# Precedence graph

A precedence graph, also named conflict graph and serializability graph, is used in the context of concurrency control in databases.

The precedence graph for a schedule S contains:

• A node for each committed transaction in S
• An arc from Ti to Tj if an action of Ti precedes and conflicts with one of Tj's actions.

## Precedence graph examples

### Example 1

$S={\begin{bmatrix}T1&T2\\R(A)&R(A)\\A=A*5&R(B)\\W(A)&B=B+A\\R(B)&W(B)\\B=B*10&\\W(B)&\\\end{bmatrix}}$ ### Example 2

$D=R1(A)$ $R2(B)$ $W2(A)$ $Com.2$ $W1(A)$ $Com.1$ $W3(A)$ $Com.3$ A precedence graph of the schedule D, with 3 transactions. As there is a cycle (of length 2; with two edges) through the committed transactions T1 and T2, this schedule (history) is not Conflict serializable. Notice, that the commit of Transaction 2 does not have any meaning regarding the creation of a precedence graph.

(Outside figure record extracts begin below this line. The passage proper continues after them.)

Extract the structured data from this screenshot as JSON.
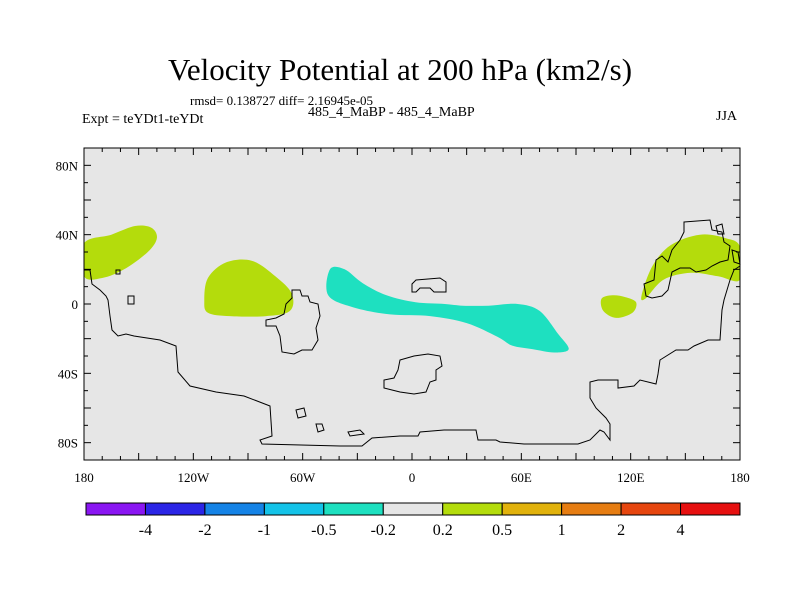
{
  "title": "Velocity Potential at 200 hPa (km2/s)",
  "stats_text": "rmsd= 0.138727 diff= 2.16945e-05",
  "expt_label": "Expt = teYDt1-teYDt",
  "center_label": "485_4_MaBP - 485_4_MaBP",
  "season": "JJA",
  "chart_data": {
    "type": "contour-map",
    "title": "Velocity Potential at 200 hPa (km2/s)",
    "xlim": [
      -180,
      180
    ],
    "ylim": [
      -90,
      90
    ],
    "x_ticks": [
      {
        "value": -180,
        "label": "180"
      },
      {
        "value": -120,
        "label": "120W"
      },
      {
        "value": -60,
        "label": "60W"
      },
      {
        "value": 0,
        "label": "0"
      },
      {
        "value": 60,
        "label": "60E"
      },
      {
        "value": 120,
        "label": "120E"
      },
      {
        "value": 180,
        "label": "180"
      }
    ],
    "y_ticks": [
      {
        "value": 80,
        "label": "80N"
      },
      {
        "value": 40,
        "label": "40N"
      },
      {
        "value": 0,
        "label": "0"
      },
      {
        "value": -40,
        "label": "40S"
      },
      {
        "value": -80,
        "label": "80S"
      }
    ],
    "background_color": "#e6e6e6",
    "colorbar": {
      "levels": [
        "-4",
        "-2",
        "-1",
        "-0.5",
        "-0.2",
        "0.2",
        "0.5",
        "1",
        "2",
        "4"
      ],
      "colors": [
        "#8a16f2",
        "#2b25e6",
        "#1583e6",
        "#14c3e8",
        "#1ee0c0",
        "#e6e6e6",
        "#b4dc0c",
        "#e1b20c",
        "#e67d12",
        "#e6460f",
        "#e61010"
      ]
    },
    "regions": [
      {
        "name": "north-pacific-positive",
        "range": "0.2 to 0.5",
        "color": "#b4dc0c",
        "points": [
          [
            -180,
            35
          ],
          [
            -165,
            40
          ],
          [
            -152,
            45
          ],
          [
            -143,
            44
          ],
          [
            -140,
            38
          ],
          [
            -145,
            30
          ],
          [
            -158,
            20
          ],
          [
            -170,
            15
          ],
          [
            -180,
            16
          ]
        ]
      },
      {
        "name": "east-pacific-positive",
        "range": "0.2 to 0.5",
        "color": "#b4dc0c",
        "points": [
          [
            -114,
            2
          ],
          [
            -112,
            15
          ],
          [
            -102,
            24
          ],
          [
            -88,
            25
          ],
          [
            -75,
            16
          ],
          [
            -66,
            6
          ],
          [
            -67,
            -4
          ],
          [
            -80,
            -7
          ],
          [
            -100,
            -7
          ],
          [
            -112,
            -5
          ]
        ]
      },
      {
        "name": "indian-ocean-small-positive",
        "range": "0.2 to 0.5",
        "color": "#b4dc0c",
        "points": [
          [
            104,
            3
          ],
          [
            110,
            5
          ],
          [
            117,
            4
          ],
          [
            123,
            1
          ],
          [
            121,
            -5
          ],
          [
            112,
            -8
          ],
          [
            105,
            -4
          ]
        ]
      },
      {
        "name": "west-pacific-positive",
        "range": "0.2 to 0.5",
        "color": "#b4dc0c",
        "points": [
          [
            126,
            5
          ],
          [
            132,
            22
          ],
          [
            142,
            34
          ],
          [
            158,
            40
          ],
          [
            172,
            38
          ],
          [
            180,
            33
          ],
          [
            180,
            14
          ],
          [
            168,
            16
          ],
          [
            153,
            18
          ],
          [
            138,
            14
          ],
          [
            128,
            3
          ]
        ]
      },
      {
        "name": "atlantic-africa-negative",
        "range": "-0.5 to -0.2",
        "color": "#1ee0c0",
        "points": [
          [
            -45,
            20
          ],
          [
            -37,
            20
          ],
          [
            -27,
            12
          ],
          [
            -14,
            5
          ],
          [
            2,
            1
          ],
          [
            18,
            0
          ],
          [
            28,
            -1
          ],
          [
            42,
            -1
          ],
          [
            58,
            0
          ],
          [
            70,
            -4
          ],
          [
            80,
            -17
          ],
          [
            86,
            -26
          ],
          [
            78,
            -28
          ],
          [
            66,
            -26
          ],
          [
            55,
            -24
          ],
          [
            47,
            -19
          ],
          [
            30,
            -11
          ],
          [
            10,
            -7
          ],
          [
            -12,
            -6
          ],
          [
            -32,
            -2
          ],
          [
            -46,
            5
          ]
        ]
      }
    ]
  }
}
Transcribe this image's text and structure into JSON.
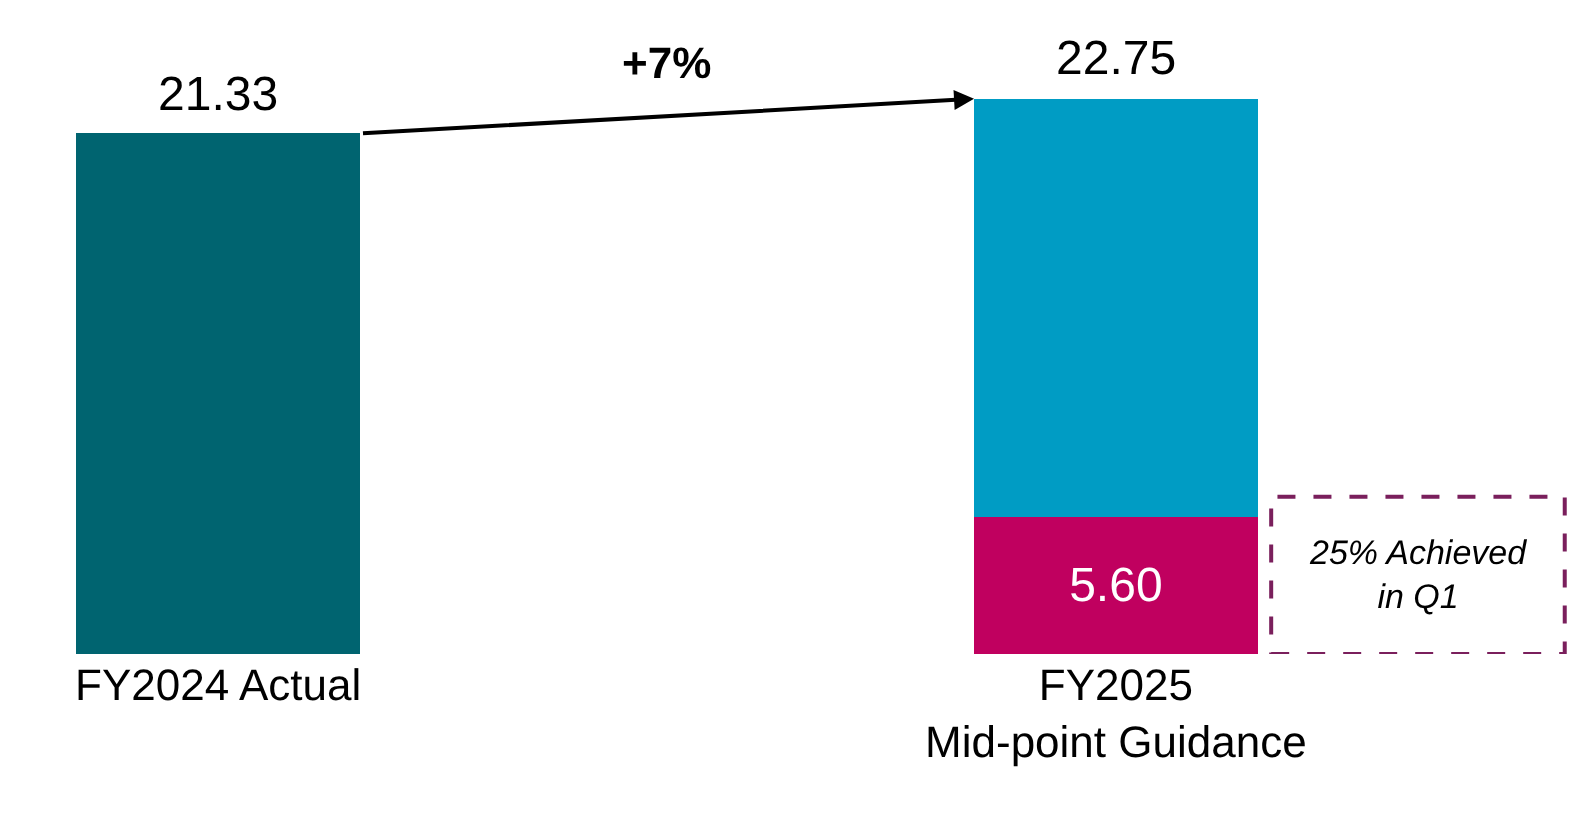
{
  "chart_data": {
    "type": "bar",
    "stacked": true,
    "legend": false,
    "categories": [
      "FY2024 Actual",
      "FY2025\nMid-point Guidance"
    ],
    "series": [
      {
        "colors": [
          "#006470",
          "#c0005f"
        ],
        "values": [
          21.33,
          5.6
        ],
        "value_labels": [
          null,
          "5.60"
        ]
      },
      {
        "color": "#009cc4",
        "values": [
          null,
          17.15
        ]
      }
    ],
    "totals": [
      "21.33",
      "22.75"
    ],
    "annotations": [
      "+7%",
      "25% Achieved\nin Q1"
    ]
  }
}
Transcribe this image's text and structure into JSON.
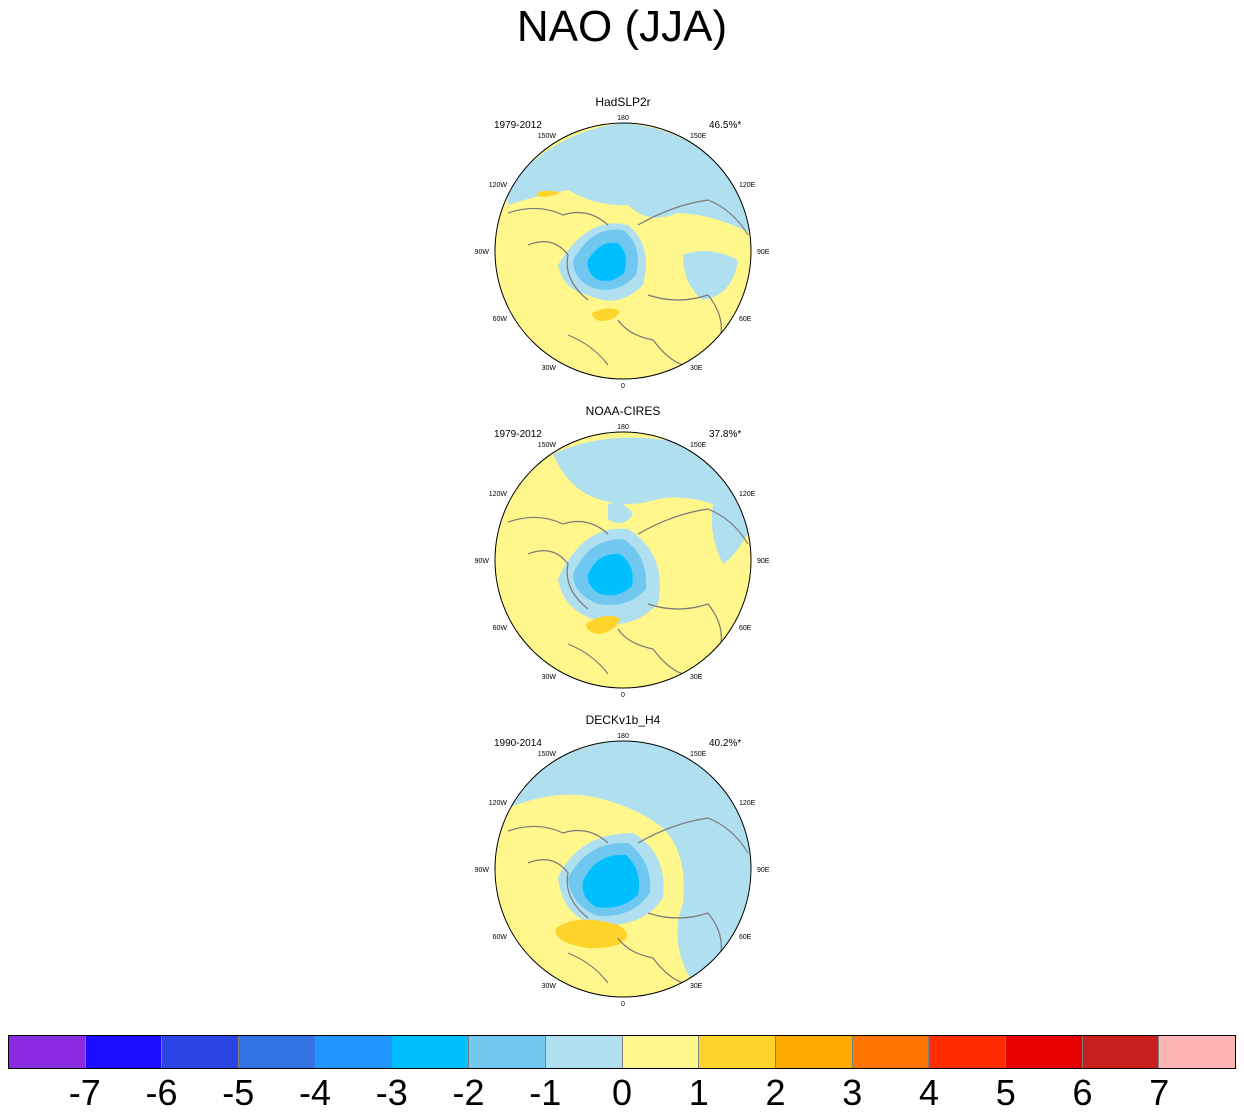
{
  "title": "NAO (JJA)",
  "panels": [
    {
      "name": "HadSLP2r",
      "period": "1979-2012",
      "percent": "46.5%*"
    },
    {
      "name": "NOAA-CIRES",
      "period": "1979-2012",
      "percent": "37.8%*"
    },
    {
      "name": "DECKv1b_H4",
      "period": "1990-2014",
      "percent": "40.2%*"
    }
  ],
  "longitude_labels": [
    "180",
    "150E",
    "120E",
    "90E",
    "60E",
    "30E",
    "0",
    "30W",
    "60W",
    "90W",
    "120W",
    "150W"
  ],
  "colorbar": {
    "colors": [
      "#8a2be2",
      "#1a0dff",
      "#2b44e6",
      "#3373e6",
      "#1e96ff",
      "#00bfff",
      "#70c8f0",
      "#b0dff0",
      "#fff78c",
      "#ffd42a",
      "#ffaa00",
      "#ff7300",
      "#ff2d00",
      "#e60000",
      "#c81e1e",
      "#ffb2b2"
    ],
    "labels": [
      "-7",
      "-6",
      "-5",
      "-4",
      "-3",
      "-2",
      "-1",
      "0",
      "1",
      "2",
      "3",
      "4",
      "5",
      "6",
      "7"
    ]
  },
  "colors": {
    "light_blue": "#b0dff0",
    "mid_blue": "#70c8f0",
    "blue": "#00bfff",
    "yellow": "#fff78c",
    "gold": "#ffd42a",
    "coast": "#7a7a7a"
  }
}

## Testing Serializability with Precedence Graph

Algorithm to test Conflict Serializability of a Schedule S along with an example schedule.

$S={\begin{bmatrix}T1&T2&T3\\R(A)&&\\&W(A)&\\&Com.&\\W(A)&&\\Com.&&\\&&W(A)\\&&Com.\\\end{bmatrix}}$ or

$S=R1(A)$ $W2(A)$ $Com.2$ $W1(A)$ $Com.1$ $W3(A)$ $Com.3$ 1. For each transaction Tx participating in schedule S, create a node labeled Ti in the precedence graph. Thus the precedence graph contains T1, T2, T3.
2. For each case in S where Tj executes a read_item(X) after Ti executes a write_item(X), create an edge (Ti → Tj) in the precedence graph. This occurs nowhere in the above example, as there is no read after write.
3. For each case in S where Tj executes a write_item(X) after Ti executes a read_item(X), create an edge (Ti → Tj) in the precedence graph. This results in a directed edge from T1 to T2 (as T1 has R(A) before T2 having W(A)).
4. For each case in S where Tj executes a write_item(X) after Ti executes a write_item(X), create an edge (Ti → Tj) in the precedence graph. This results in directed edges from T2 to T1, T2 to T3 and T1 to T3.
5. The schedule S is serializable if and only if the precedence graph has no cycles. As T1 and T2 constitute a cycle, the above example is not (conflict) serializable.